この記事では竜巻と雹から身を守る方法を共通の親である「積乱雲」のサインから屋内・屋外・車それぞれの行動、日頃の備えまでまとめてご紹介します。
竜巻と雹はなぜ夏に多いのか
竜巻と雹は別々の現象に見えますが、どちらも発達した積乱雲から生まれる「きょうだい」のような関係です。
日本気象協会(tenki.jp)の解説によると、雹は発達した積乱雲から降ってくる直径5ミリ以上の氷の塊のことで大きいものではみかんやソフトボールほどになることもあるとされています。積乱雲の中の強い上昇気流で氷の粒が落ちずに何度も持ち上げられ成長してから一気に落ちてくる仕組みです。ちなみに直径5ミリ未満の小さなものは「あられ」と呼ばれ雹とは区別されています。

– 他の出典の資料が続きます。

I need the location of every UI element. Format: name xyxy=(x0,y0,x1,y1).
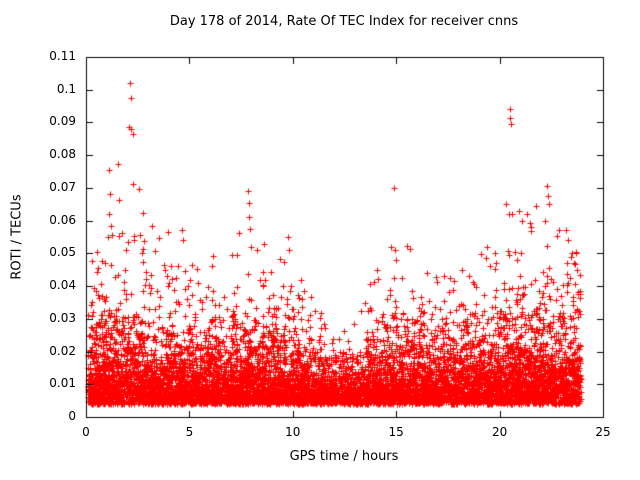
y-tick-label: 0.04 xyxy=(49,278,76,293)
y-tick-label: 0.02 xyxy=(49,343,76,358)
x-tick-label: 15 xyxy=(388,425,404,439)
y-axis-label: ROTI / TECUs xyxy=(9,194,25,280)
x-tick-label: 20 xyxy=(491,425,508,439)
y-tick-label: 0 xyxy=(68,409,76,423)
y-tick-label: 0.09 xyxy=(49,114,76,129)
x-tick-label: 0 xyxy=(82,425,90,439)
y-tick-label: 0.01 xyxy=(49,376,76,391)
y-tick-label: 0.06 xyxy=(49,212,76,227)
y-tick-label: 0.08 xyxy=(49,147,76,162)
y-tick-label: 0.03 xyxy=(49,310,76,325)
y-tick-label: 0.05 xyxy=(49,245,76,260)
x-tick-label: 10 xyxy=(285,425,301,439)
x-axis-label: GPS time / hours xyxy=(289,449,399,464)
y-tick-label: 0.1 xyxy=(56,81,76,96)
chart-title: Day 178 of 2014, Rate Of TEC Index for r… xyxy=(169,14,519,29)
x-tick-label: 5 xyxy=(185,425,194,439)
x-tick-label: 25 xyxy=(595,425,611,439)
y-tick-label: 0.11 xyxy=(49,49,76,63)
y-tick-label: 0.07 xyxy=(49,179,76,194)
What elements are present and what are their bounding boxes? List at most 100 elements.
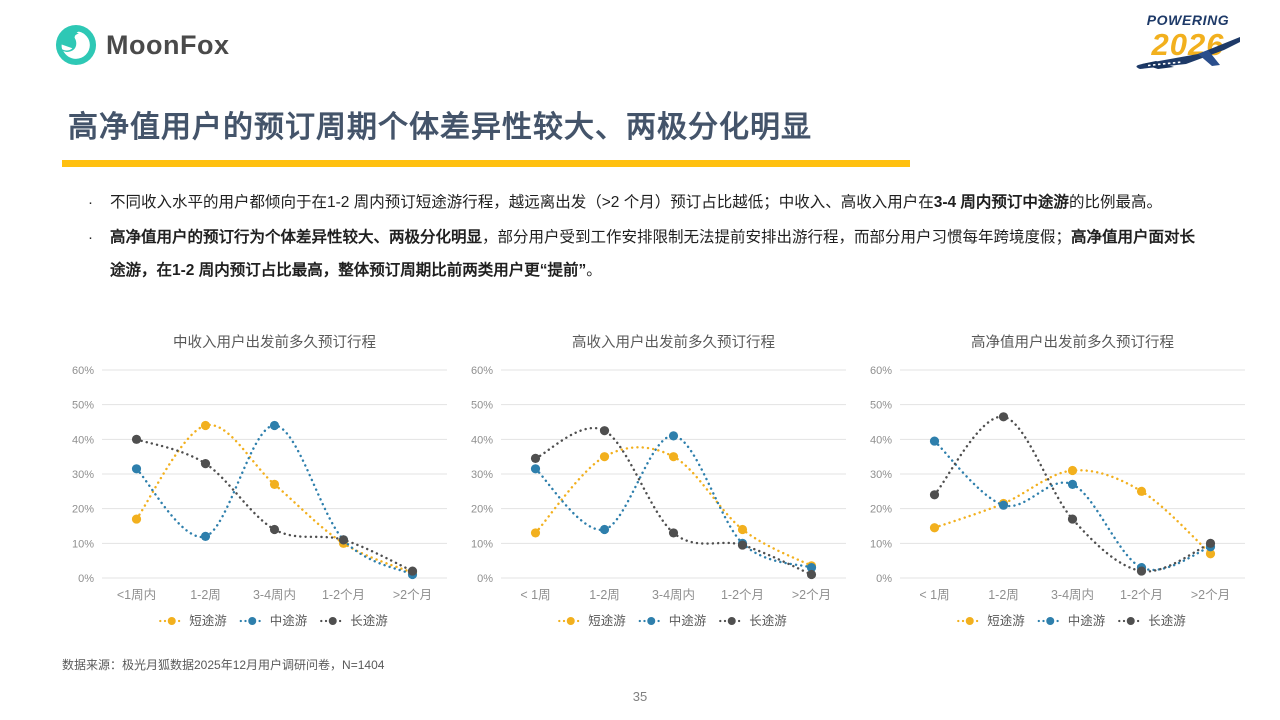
y-tick-label: 60% <box>471 365 493 377</box>
y-tick-label: 60% <box>72 365 94 377</box>
x-tick-label: < 1周 <box>520 588 550 602</box>
data-point <box>530 464 541 474</box>
chart-title: 高净值用户出发前多久预订行程 <box>971 334 1174 351</box>
x-tick-label: 3-4周内 <box>253 588 296 602</box>
legend-label: 短途游 <box>987 613 1025 628</box>
legend-marker <box>965 617 974 625</box>
chart-title: 高收入用户出发前多久预订行程 <box>572 334 775 351</box>
data-point <box>1067 514 1078 524</box>
data-point <box>530 453 541 463</box>
title-underline <box>62 160 910 167</box>
x-tick-label: < 1周 <box>919 588 949 602</box>
data-point <box>929 436 940 446</box>
y-tick-label: 40% <box>72 434 94 446</box>
y-tick-label: 0% <box>78 573 94 585</box>
data-point <box>929 523 940 533</box>
data-point <box>200 459 211 469</box>
y-tick-label: 0% <box>876 573 892 585</box>
data-point <box>269 479 280 489</box>
series-line-长途游 <box>933 415 1212 573</box>
data-point <box>737 540 748 550</box>
bullet-dot: · <box>88 229 93 246</box>
legend-marker <box>167 617 176 625</box>
series-line-长途游 <box>135 438 414 573</box>
series-line-长途游 <box>534 427 813 576</box>
data-point <box>806 563 817 573</box>
data-point <box>668 431 679 441</box>
legend-label: 短途游 <box>189 613 227 628</box>
data-point <box>1205 549 1216 559</box>
data-point <box>200 420 211 431</box>
legend-label: 短途游 <box>588 613 626 628</box>
x-tick-label: 3-4周内 <box>652 588 695 602</box>
data-point <box>599 524 610 535</box>
series-line-中途游 <box>135 424 414 576</box>
x-tick-label: 3-4周内 <box>1051 588 1094 602</box>
legend-label: 中途游 <box>1068 613 1106 628</box>
data-point <box>1205 538 1216 548</box>
y-tick-label: 30% <box>870 469 892 481</box>
moonfox-logo-icon <box>55 24 97 66</box>
data-source: 数据来源：极光月狐数据2025年12月用户调研问卷，N=1404 <box>62 658 385 672</box>
data-point <box>998 500 1009 510</box>
powering-label: POWERING <box>1146 12 1230 28</box>
bullet-text: 高净值用户的预订行为个体差异性较大、两极分化明显，部分用户受到工作安排限制无法提… <box>110 229 1196 279</box>
chart-canvas: 中收入用户出发前多久预订行程 0% 10% 20% 30% 40% 50% 60% <1周内 1-… <box>72 334 447 628</box>
legend-label: 中途游 <box>270 613 308 628</box>
y-tick-label: 0% <box>477 573 493 585</box>
x-tick-label: 1-2个月 <box>1120 588 1163 602</box>
x-tick-label: 1-2个月 <box>721 588 764 602</box>
key-findings: · 不同收入水平的用户都倾向于在1-2 周内预订短途游行程，越远离出发（>2 个… <box>88 186 1196 289</box>
data-point <box>200 531 211 541</box>
legend-marker <box>566 617 575 625</box>
y-tick-label: 40% <box>471 434 493 446</box>
legend-marker <box>328 617 337 625</box>
legend-label: 中途游 <box>669 613 707 628</box>
y-tick-label: 20% <box>870 504 892 516</box>
powering-2026-logo: POWERING 2026 <box>1132 12 1244 69</box>
data-point <box>737 524 748 535</box>
x-tick-label: 1-2个月 <box>322 588 365 602</box>
data-point <box>929 490 940 500</box>
data-point <box>668 452 679 462</box>
series-line-短途游 <box>534 446 813 568</box>
chart-mid-income-booking-leadtime: 中收入用户出发前多久预订行程 0% 10% 20% 30% 40% 50% 60% <1周内 1-… <box>60 330 459 635</box>
legend-label: 长途游 <box>1148 613 1186 628</box>
title-block: 高净值用户的预订周期个体差异性较大、两极分化明显 <box>62 102 1218 167</box>
x-tick-label: 1-2周 <box>589 588 620 602</box>
chart-title: 中收入用户出发前多久预订行程 <box>173 334 376 351</box>
legend-label: 长途游 <box>350 613 388 628</box>
y-tick-label: 50% <box>72 400 94 412</box>
data-point <box>131 464 142 474</box>
bullet-text: 不同收入水平的用户都倾向于在1-2 周内预订短途游行程，越远离出发（>2 个月）… <box>110 194 1162 211</box>
data-point <box>806 569 817 580</box>
y-tick-label: 50% <box>870 400 892 412</box>
bullet-item: · 高净值用户的预订行为个体差异性较大、两极分化明显，部分用户受到工作安排限制无… <box>88 221 1196 287</box>
y-tick-label: 10% <box>870 538 892 550</box>
chart-canvas: 高收入用户出发前多久预订行程 0% 10% 20% 30% 40% 50% 60% < 1周 1-… <box>471 334 846 628</box>
y-tick-label: 30% <box>471 469 493 481</box>
y-tick-label: 40% <box>870 434 892 446</box>
data-point <box>131 514 142 524</box>
brand-name: MoonFox <box>106 29 230 60</box>
data-point <box>338 535 349 545</box>
page-title: 高净值用户的预订周期个体差异性较大、两极分化明显 <box>68 111 812 144</box>
y-tick-label: 50% <box>471 400 493 412</box>
bullet-item: · 不同收入水平的用户都倾向于在1-2 周内预订短途游行程，越远离出发（>2 个… <box>88 186 1196 219</box>
data-point <box>668 528 679 538</box>
y-tick-label: 20% <box>471 504 493 516</box>
data-point <box>530 528 541 538</box>
y-tick-label: 10% <box>471 538 493 550</box>
y-tick-label: 30% <box>72 469 94 481</box>
data-point <box>599 426 610 436</box>
page-number: 35 <box>632 689 648 704</box>
chart-canvas: 高净值用户出发前多久预订行程 0% 10% 20% 30% 40% 50% 60% < 1周 1-… <box>870 334 1245 628</box>
legend-marker <box>248 617 257 625</box>
data-point <box>269 420 280 431</box>
bullet-dot: · <box>88 194 93 211</box>
legend-marker <box>647 617 656 625</box>
x-tick-label: >2个月 <box>393 588 432 602</box>
data-point <box>1136 566 1147 576</box>
data-point <box>407 566 418 576</box>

竜巻も同じく発達した積乱雲の下で発生する激しい渦巻きです。日本では夏から秋にかけて多く台風の接近時にも発生しやすいとされています。雹は上空に寒気が残る初夏(5〜7月ごろ)がピークとされていて「夏の前後はどちらにも注意する時期」と覚えておくとよいでしょう。
つまり竜巻と雹を別々に覚える必要はありません。「発達した積乱雲が近づいたら両方を警戒する」——これがこの記事でお伝えしたいことです。
接近のサイン|積乱雲の変化に気づく
首相官邸の防災ページでは竜巻が起こる前兆として次のようなサインが挙げられています。
- 真っ黒い雲が近づき、周囲が急に暗くなる
- 雷鳴が聞こえる、雷光が見える
- ひやっとした冷たい風が吹き出す
- 大粒の雨や雹が降り出す
これらは竜巻だけでなく激しい雷雨や雹の前兆とも共通しています。屋外でこのサインに気づいたら、現象の名前を考えるより先に「頑丈な建物に入る」が正解です。
一方でサインがはっきり揃わないまま突風が吹くこともあるとされています。前兆探しに頼りすぎず「大気の状態が不安定」「竜巻注意情報」という言葉を聞いた日は、洗濯物の取り込みや帰宅時間の前倒しなど行動を少し早めに切り替えておくと安心です。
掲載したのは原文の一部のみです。